The cholesterol levels of adult American women are approximately normal with the mean of 188 mg/dl and a standard deviation of 24 mg/dl. a company wants to test a certain medication for women falling in the highest 15% of cholesterol readings. what is the lowest cholesterol reading a women might have and still be in the test group? never done these type of problems so it would h.elp on this one so I could do others
Just go here
http://davidmlane.com/hyperstat/z_table.html
but how do use percent?
To find the lowest cholesterol reading for women that falls into the highest 15% group, we need to determine the z-score associated with this percentile and then use it to calculate the corresponding cholesterol level.
Here are the steps to solve this problem:
Step 1: Convert the desired percentile to a z-score.
The highest 15% of cholesterol readings correspond to the area to the right of this percentile in a standard normal distribution. Since the normal distribution is symmetric, we can find the z-score that corresponds to the area to the left of this percentile, which is 1 - 0.15 = 0.85.
Using a standard normal distribution table or a calculator, we can find the z-score associated with an area of 0.85. In this case, the z-score is approximately 1.036.
Step 2: Calculate the cholesterol level using the z-score.

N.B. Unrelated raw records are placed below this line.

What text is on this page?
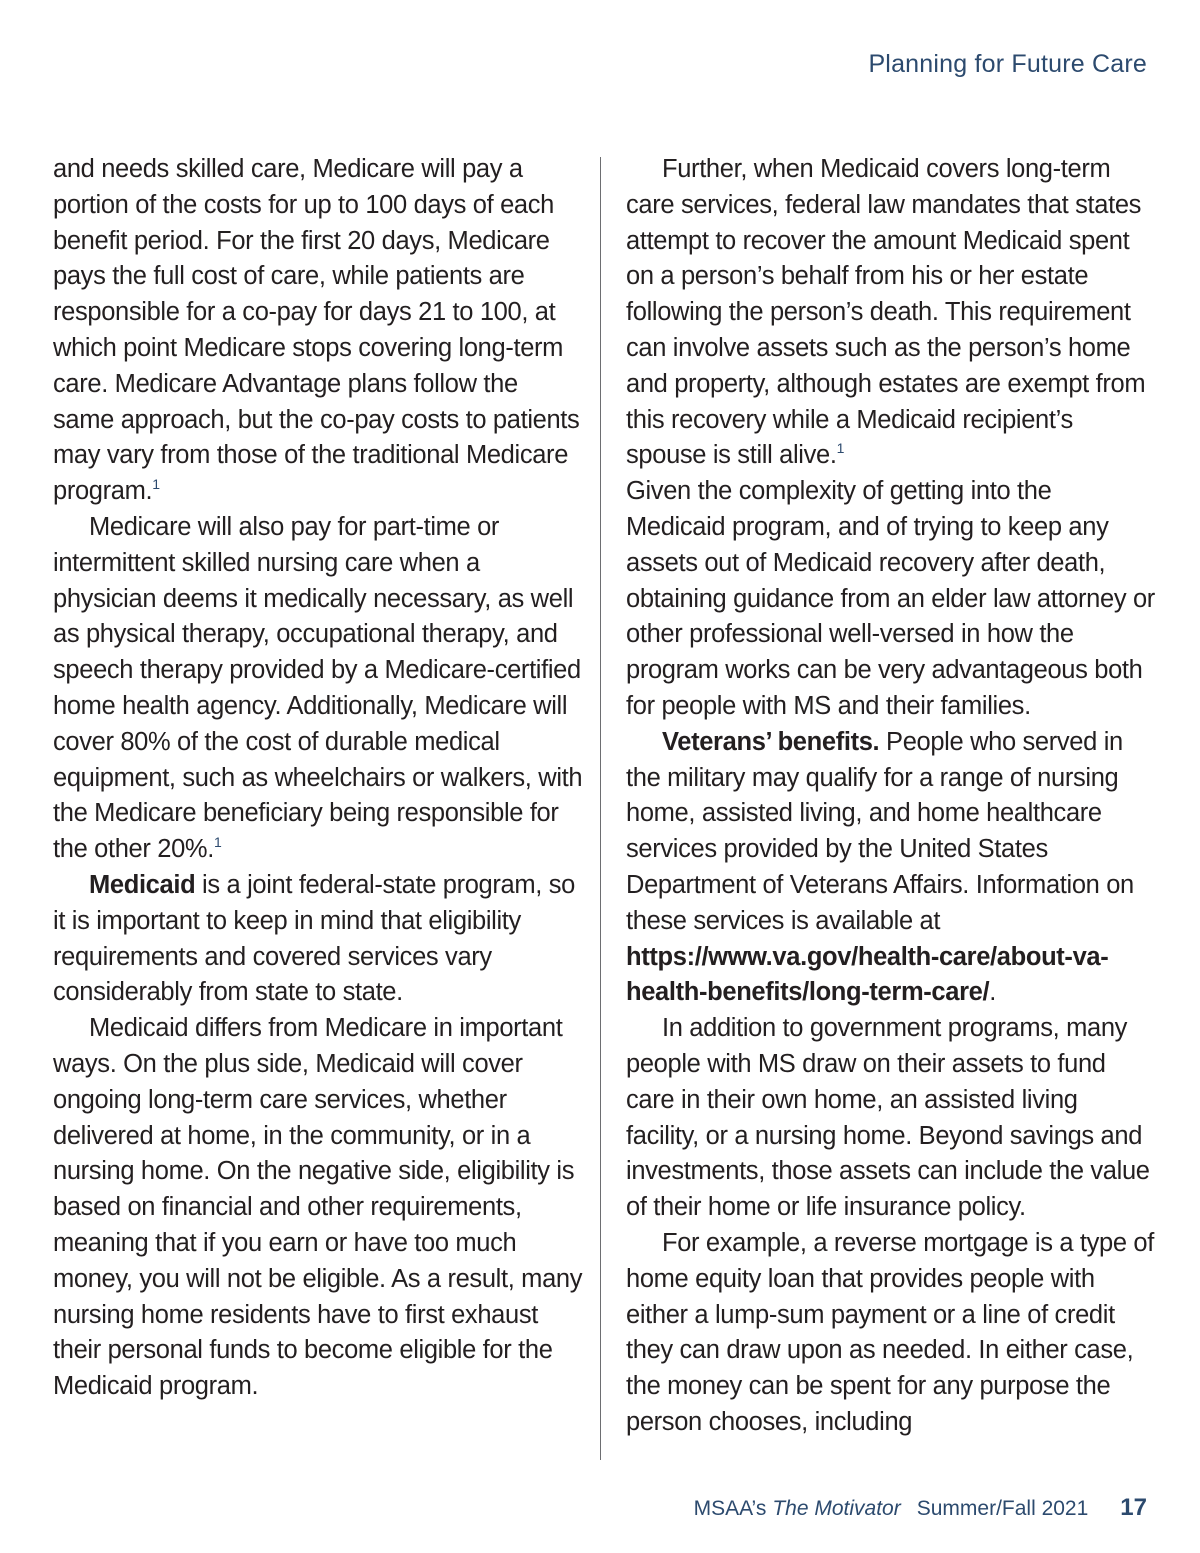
Planning for Future Care

and needs skilled care, Medicare will pay a portion of the costs for up to 100 days of each benefit period. For the first 20 days, Medicare pays the full cost of care, while patients are responsible for a co-pay for days 21 to 100, at which point Medicare stops covering long-term care. Medicare Advantage plans follow the same approach, but the co-pay costs to patients may vary from those of the traditional Medicare program.$^1$

Medicare will also pay for part-time or intermittent skilled nursing care when a physician deems it medically necessary, as well as physical therapy, occupational therapy, and speech therapy provided by a Medicare-certified home health agency. Additionally, Medicare will cover 80% of the cost of durable medical equipment, such as wheelchairs or walkers, with the Medicare beneficiary being responsible for the other 20%.$^1$

Medicaid is a joint federal-state program, so it is important to keep in mind that eligibility requirements and covered services vary considerably from state to state.

Medicaid differs from Medicare in important ways. On the plus side, Medicaid will cover ongoing long-term care services, whether delivered at home, in the community, or in a nursing home. On the negative side, eligibility is based on financial and other requirements, meaning that if you earn or have too much money, you will not be eligible. As a result, many nursing home residents have to first exhaust their personal funds to become eligible for the Medicaid program.

Further, when Medicaid covers long-term care services, federal law mandates that states attempt to recover the amount Medicaid spent on a person’s behalf from his or her estate following the person’s death. This requirement can involve assets such as the person’s home and property, although estates are exempt from this recovery while a Medicaid recipient’s spouse is still alive.$^1$

Given the complexity of getting into the Medicaid program, and of trying to keep any assets out of Medicaid recovery after death, obtaining guidance from an elder law attorney or other professional well-versed in how the program works can be very advantageous both for people with MS and their families.

Veterans’ benefits. People who served in the military may qualify for a range of nursing home, assisted living, and home healthcare services provided by the United States Department of Veterans Affairs. Information on these services is available at
https://www.va.gov/health-care/about-va-
health-benefits/long-term-care/.

In addition to government programs, many people with MS draw on their assets to fund care in their own home, an assisted living facility, or a nursing home. Beyond savings and investments, those assets can include the value of their home or life insurance policy.

For example, a reverse mortgage is a type of home equity loan that provides people with either a lump-sum payment or a line of credit they can draw upon as needed. In either case, the money can be spent for any purpose the person chooses, including

MSAA’s The Motivator Summer/Fall 2021 17
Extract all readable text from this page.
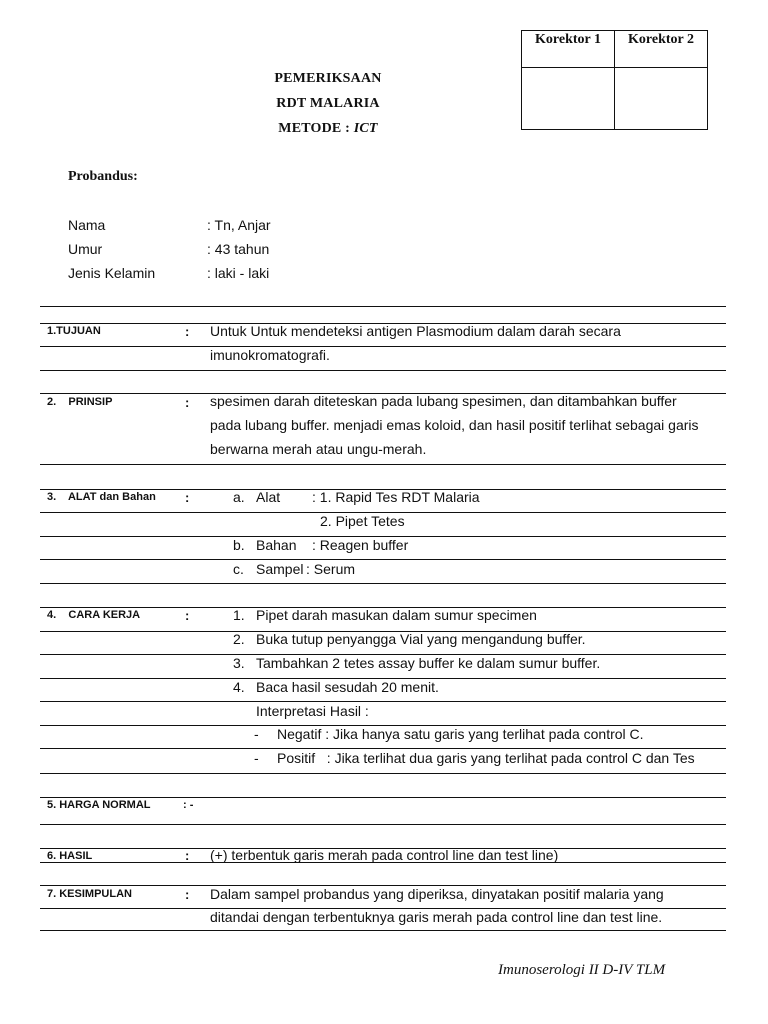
Korektor 1	Korektor 2
PEMERIKSAAN
RDT MALARIA
METODE : ICT
Probandus:
Nama	: Tn, Anjar
Umur	: 43 tahun
Jenis Kelamin	: laki - laki
1.TUJUAN	: Untuk Untuk mendeteksi antigen Plasmodium dalam darah secara
imunokromatografi.
2.    PRINSIP	: spesimen darah diteteskan pada lubang spesimen, dan ditambahkan buffer
pada lubang buffer. menjadi emas koloid, dan hasil positif terlihat sebagai garis
berwarna merah atau ungu-merah.
3.    ALAT dan Bahan :	a. Alat : 1. Rapid Tes RDT Malaria
2. Pipet Tetes
b. Bahan : Reagen buffer
c. Sampel : Serum
4.    CARA KERJA	:	1. Pipet darah masukan dalam sumur specimen
2. Buka tutup penyangga Vial yang mengandung buffer.
3. Tambahkan 2 tetes assay buffer ke dalam sumur buffer.
4. Baca hasil sesudah 20 menit.
Interpretasi Hasil :
- Negatif : Jika hanya satu garis yang terlihat pada control C.
- Positif   : Jika terlihat dua garis yang terlihat pada control C dan Tes
5. HARGA NORMAL	: -
6. HASIL	: (+) terbentuk garis merah pada control line dan test line)
7. KESIMPULAN	: Dalam sampel probandus yang diperiksa, dinyatakan positif malaria yang
ditandai dengan terbentuknya garis merah pada control line dan test line.
Imunoserologi II D-IV TLM
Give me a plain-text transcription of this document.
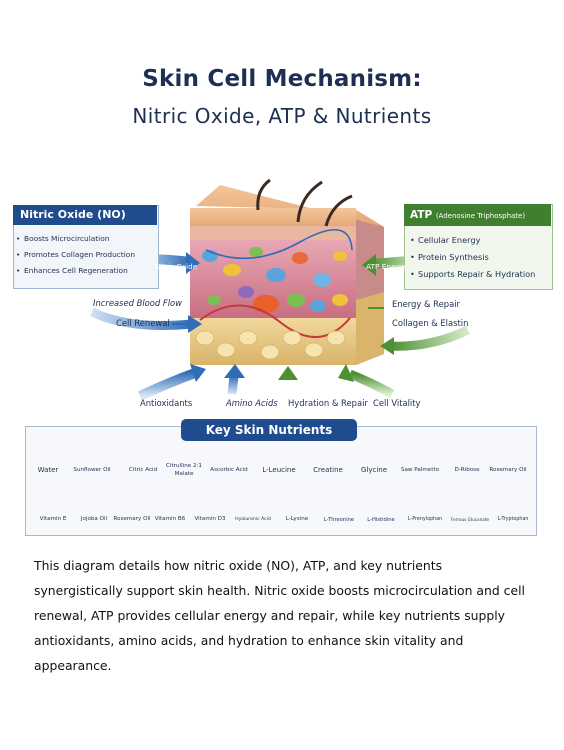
Skin Cell Mechanism:
Nitric Oxide, ATP & Nutrients
Nitric Oxide (NO)
• Boosts Microcirculation
• Promotes Collagen Production
• Enhances Cell Regeneration
ATP (Adenosine Triphosphate)
• Cellular Energy
• Protein Synthesis
• Supports Repair & Hydration
Nitric Oxide (NO)
ATP Energy
Increased Blood Flow
Cell Renewal
Energy & Repair
Collagen & Elastin
Antioxidants	Amino Acids Hydration & Repair Cell Vitality
Key Skin Nutrients
Water	Sunflower Oil	Citric Acid
Citrulline 2:1 Malate
Ascorbic Acid	L-Leucine	Creatine	Glycine	Saw Palmetto	D-Ribose	Rosemary Oil
Vitamin E	Jojoba Oil	Rosemary Oil Vitamin B6	Vitamin D3	Hyaluronic Acid	L-Lysine	L-Threonine	L-Histidine	L-Prenylophan	Ferrous Gluconate	L-Tryptophan
This diagram details how nitric oxide (NO), ATP, and key nutrients synergistically support skin health. Nitric oxide boosts microcirculation and cell renewal, ATP provides cellular energy and repair, while key nutrients supply antioxidants, amino acids, and hydration to enhance skin vitality and appearance.
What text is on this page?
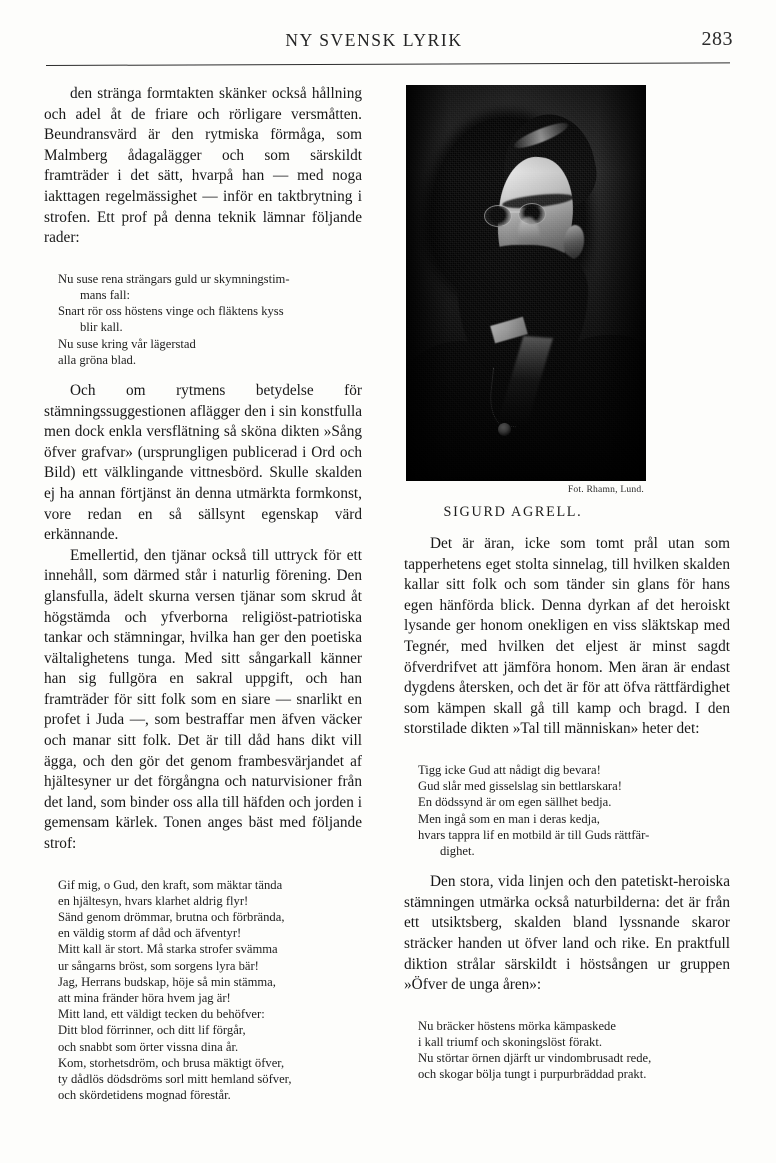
NY SVENSK LYRIK	283

den stränga formtakten skänker också hållning och adel åt de friare och rörligare versmåtten. Beundransvärd är den rytmiska förmåga, som Malmberg ådagalägger och som särskildt framträder i det sätt, hvarpå han — med noga iakttagen regelmässighet — inför en taktbrytning i strofen. Ett prof på denna teknik lämnar följande rader:

Nu suse rena strängars guld ur skymningstim-
mans fall:
Snart rör oss höstens vinge och fläktens kyss
blir kall.
Nu suse kring vår lägerstad
alla gröna blad.

Och om rytmens betydelse för stämningssuggestionen aflägger den i sin konstfulla men dock enkla versflätning så sköna dikten »Sång öfver grafvar» (ursprungligen publicerad i Ord och Bild) ett välklingande vittnesbörd. Skulle skalden ej ha annan förtjänst än denna utmärkta formkonst, vore redan en så sällsynt egenskap värd erkännande.

Emellertid, den tjänar också till uttryck för ett innehåll, som därmed står i naturlig förening. Den glansfulla, ädelt skurna versen tjänar som skrud åt högstämda och yfverborna religiöst-patriotiska tankar och stämningar, hvilka han ger den poetiska vältalighetens tunga. Med sitt sångarkall känner han sig fullgöra en sakral uppgift, och han framträder för sitt folk som en siare — snarlikt en profet i Juda —, som bestraffar men äfven väcker och manar sitt folk. Det är till dåd hans dikt vill ägga, och den gör det genom frambesvärjandet af hjältesyner ur det förgångna och naturvisioner från det land, som binder oss alla till häfden och jorden i gemensam kärlek. Tonen anges bäst med följande strof:

Gif mig, o Gud, den kraft, som mäktar tända
en hjältesyn, hvars klarhet aldrig flyr!
Sänd genom drömmar, brutna och förbrända,
en väldig storm af dåd och äfventyr!
Mitt kall är stort. Må starka strofer svämma
ur sångarns bröst, som sorgens lyra bär!
Jag, Herrans budskap, höje så min stämma,
att mina fränder höra hvem jag är!
Mitt land, ett väldigt tecken du behöfver:
Ditt blod förrinner, och ditt lif förgår,
och snabbt som örter vissna dina år.
Kom, storhetsdröm, och brusa mäktigt öfver,
ty dådlös dödsdröms sorl mitt hemland söfver,
och skördetidens mognad förestår.
Fot. Rhamn, Lund.
SIGURD AGRELL.

Det är äran, icke som tomt prål utan som tapperhetens eget stolta sinnelag, till hvilken skalden kallar sitt folk och som tänder sin glans för hans egen hänförda blick. Denna dyrkan af det heroiskt lysande ger honom onekligen en viss släktskap med Tegnér, med hvilken det eljest är minst sagdt öfverdrifvet att jämföra honom. Men äran är endast dygdens återsken, och det är för att öfva rättfärdighet som kämpen skall gå till kamp och bragd. I den storstilade dikten »Tal till människan» heter det:

Tigg icke Gud att nådigt dig bevara!
Gud slår med gisselslag sin bettlarskara!
En dödssynd är om egen sällhet bedja.
Men ingå som en man i deras kedja,
hvars tappra lif en motbild är till Guds rättfär-
dighet.

Den stora, vida linjen och den patetiskt-heroiska stämningen utmärka också naturbilderna: det är från ett utsiktsberg, skalden bland lyssnande skaror sträcker handen ut öfver land och rike. En praktfull diktion strålar särskildt i höstsången ur gruppen »Öfver de unga åren»:

Nu bräcker höstens mörka kämpaskede
i kall triumf och skoningslöst förakt.
Nu störtar örnen djärft ur vindombrusadt rede,
och skogar bölja tungt i purpurbräddad prakt.
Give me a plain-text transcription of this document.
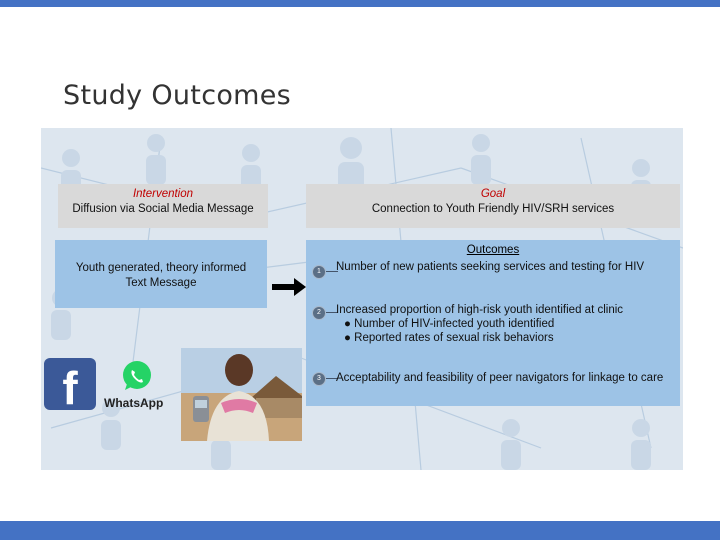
Study Outcomes
Intervention
Diffusion via Social Media Message
Goal
Connection to Youth Friendly HIV/SRH services
Youth generated, theory informed Text Message
Outcomes
1	Number of new patients seeking services and testing for HIV
2	Increased proportion of high-risk youth identified at clinic
● Number of HIV-infected youth identified
● Reported rates of sexual risk behaviors
3	Acceptability and feasibility of peer navigators for linkage to care
f	WhatsApp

The formula to calculate the cholesterol level is:
Cholesterol Level = Mean + (z-score * Standard Deviation)
Substituting the given values:
Mean = 188 mg/dl
Standard Deviation = 24 mg/dl
z-score = 1.036
Cholesterol Level = 188 mg/dl + (1.036 * 24 mg/dl)
Calculating the result:
Cholesterol Level = 188 mg/dl + 24.864 mg/dl
Cholesterol Level ≈ 212.864 mg/dl
Therefore, the lowest cholesterol reading a woman might have and still be in the test group is approximately 212.864 mg/dl.